Variations and Applications
Partial Shuffle (Selecting k Random Elements)
Often you only need k random elements from n. Stop early:
def partial_shuffle(arr, k):
"""Return k random elements from arr."""
arr = arr.copy()
k = min(k, len(arr))
for i in range(len(arr) - 1, len(arr) - k - 1, -1):
j = random.randint(0, i)
arr[i], arr[j] = arr[j], arr[i]
return arr[-k:]
# Get 3 random elements from a deck
random_cards = partial_shuffle(list(range(52)), 3)
This runs in O(k) time instead of O(n).
Inside-Out Variant
When you need a shuffled copy without modifying the original, the inside-out variant builds the result incrementally:
def inside_out_shuffle(source):
"""Create a shuffled copy using inside-out Fisher-Yates."""
result = []
for i, item in enumerate(source):
j = random.randint(0, i)
if j == len(result):
result.append(item)
else:
result.append(result[j])
result[j] = item
return result
This is particularly useful for shuffling streams where you don’t know the total size upfront—it’s the foundation of reservoir sampling algorithms.
When to Use Built-in vs Roll Your Own
Most languages provide correct shuffle implementations:
- Python:
random.shuffle()uses Fisher-Yates - JavaScript: No built-in, but
array.sort(() => Math.random() - 0.5)is WRONG - Java:
Collections.shuffle()uses Fisher-Yates - C++:
std::shuffle()with a proper random engine
Use the built-in when available.

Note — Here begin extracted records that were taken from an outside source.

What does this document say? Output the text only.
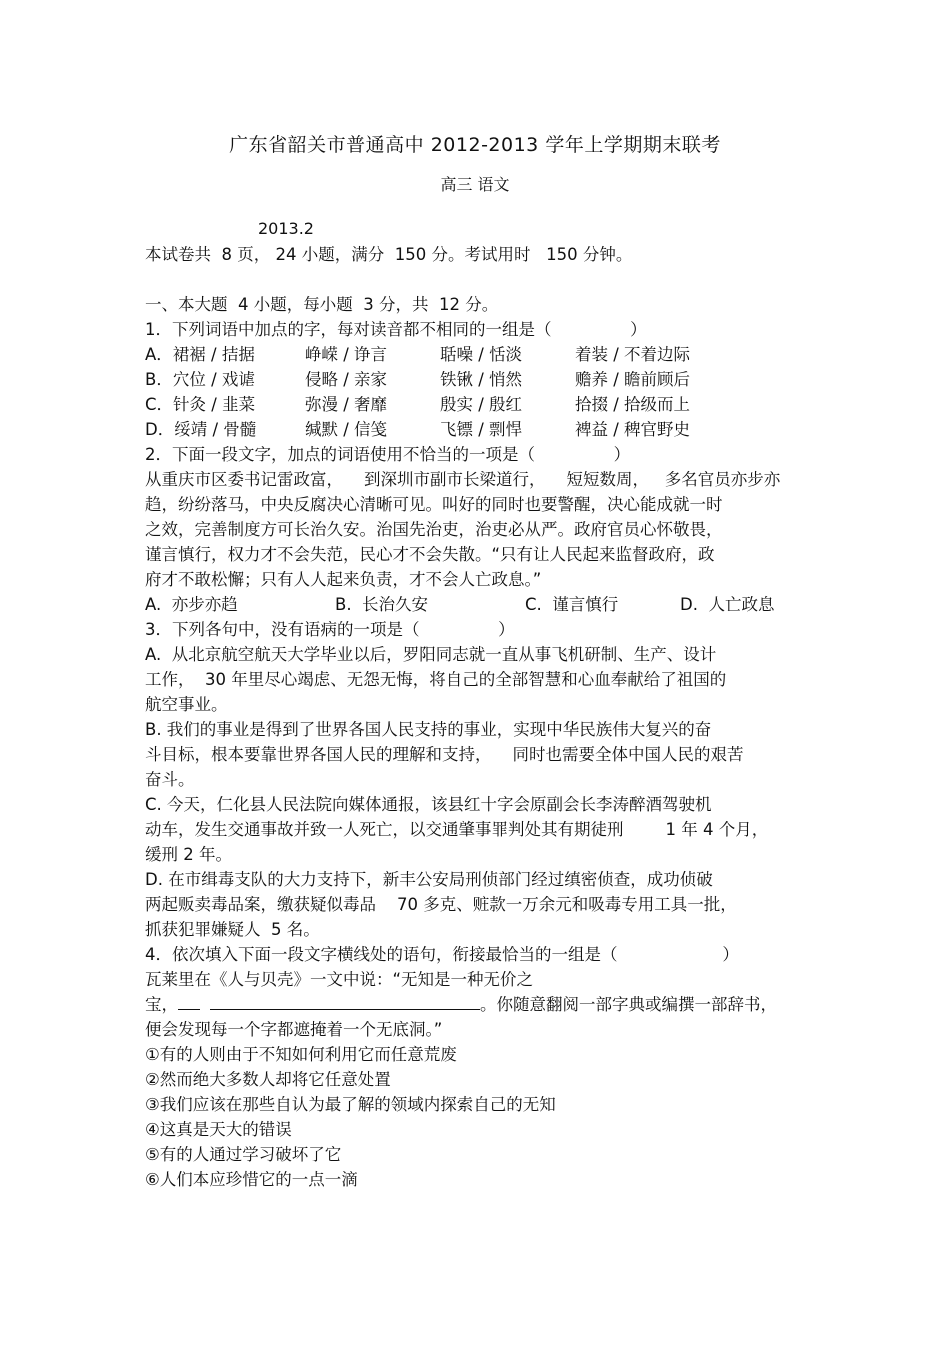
广东省韶关市普通高中 2012-2013 学年上学期期末联考
高三 语文
2013.2
本试卷共  8 页， 24 小题，满分  150 分。考试用时   150 分钟。
一、本大题  4 小题，每小题  3 分，共  12 分。
1．下列词语中加点的字，每对读音都不相同的一组是（               ）
A．裙裾 / 拮据	峥嵘 / 诤言	聒噪 / 恬淡	着装 / 不着边际
B．穴位 / 戏谑	侵略 / 亲家	铁锹 / 悄然	赡养 / 瞻前顾后
C．针灸 / 韭菜	弥漫 / 奢靡	殷实 / 殷红	拾掇 / 拾级而上
D．绥靖 / 骨髓	缄默 / 信笺	飞镖 / 剽悍	裨益 / 稗官野史
2．下面一段文字，加点的词语使用不恰当的一项是（               ）
从重庆市区委书记雷政富，    到深圳市副市长梁道行，    短短数周，   多名官员亦步亦
趋，纷纷落马，中央反腐决心清晰可见。叫好的同时也要警醒，决心能成就一时
之效，完善制度方可长治久安。治国先治吏，治吏必从严。政府官员心怀敬畏，
谨言慎行，权力才不会失范，民心才不会失散。“只有让人民起来监督政府，政
府才不敢松懈；只有人人起来负责，才不会人亡政息。”
A.  亦步亦趋	B.  长治久安	C.  谨言慎行	D.  人亡政息
3．下列各句中，没有语病的一项是（               ）
A.  从北京航空航天大学毕业以后，罗阳同志就一直从事飞机研制、生产、设计
工作，  30 年里尽心竭虑、无怨无悔，将自己的全部智慧和心血奉献给了祖国的
航空事业。
B. 我们的事业是得到了世界各国人民支持的事业，实现中华民族伟大复兴的奋
斗目标，根本要靠世界各国人民的理解和支持，    同时也需要全体中国人民的艰苦
奋斗。
C. 今天，仁化县人民法院向媒体通报，该县红十字会原副会长李涛醉酒驾驶机
动车，发生交通事故并致一人死亡，以交通肇事罪判处其有期徒刑        1 年 4 个月，
缓刑 2 年。
D. 在市缉毒支队的大力支持下，新丰公安局刑侦部门经过缜密侦查，成功侦破
两起贩卖毒品案，缴获疑似毒品    70 多克、赃款一万余元和吸毒专用工具一批，
抓获犯罪嫌疑人  5 名。
4．依次填入下面一段文字横线处的语句，衔接最恰当的一组是（                    ）
瓦莱里在《人与贝壳》一文中说：“无知是一种无价之
宝，	。你随意翻阅一部字典或编撰一部辞书，
便会发现每一个字都遮掩着一个无底洞。”
①有的人则由于不知如何利用它而任意荒废
②然而绝大多数人却将它任意处置
③我们应该在那些自认为最了解的领域内探索自己的无知
④这真是天大的错误
⑤有的人通过学习破坏了它
⑥人们本应珍惜它的一点一滴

Roll your own only when:
- You need partial shuffles and want O(k) instead of O(n)
- You’re working in an environment without standard libraries
- You need cryptographically secure shuffling with specific RNG requirements
- You’re implementing reservoir sampling or streaming algorithms
Always test shuffle implementations statistically before deploying them in production. The chi-squared test against expected uniform distribution catches most bias issues with sufficient sample sizes.
The Fisher-Yates shuffle is one of those algorithms every developer should understand. It’s simple, elegant, and solves a problem that’s deceptively easy to get wrong.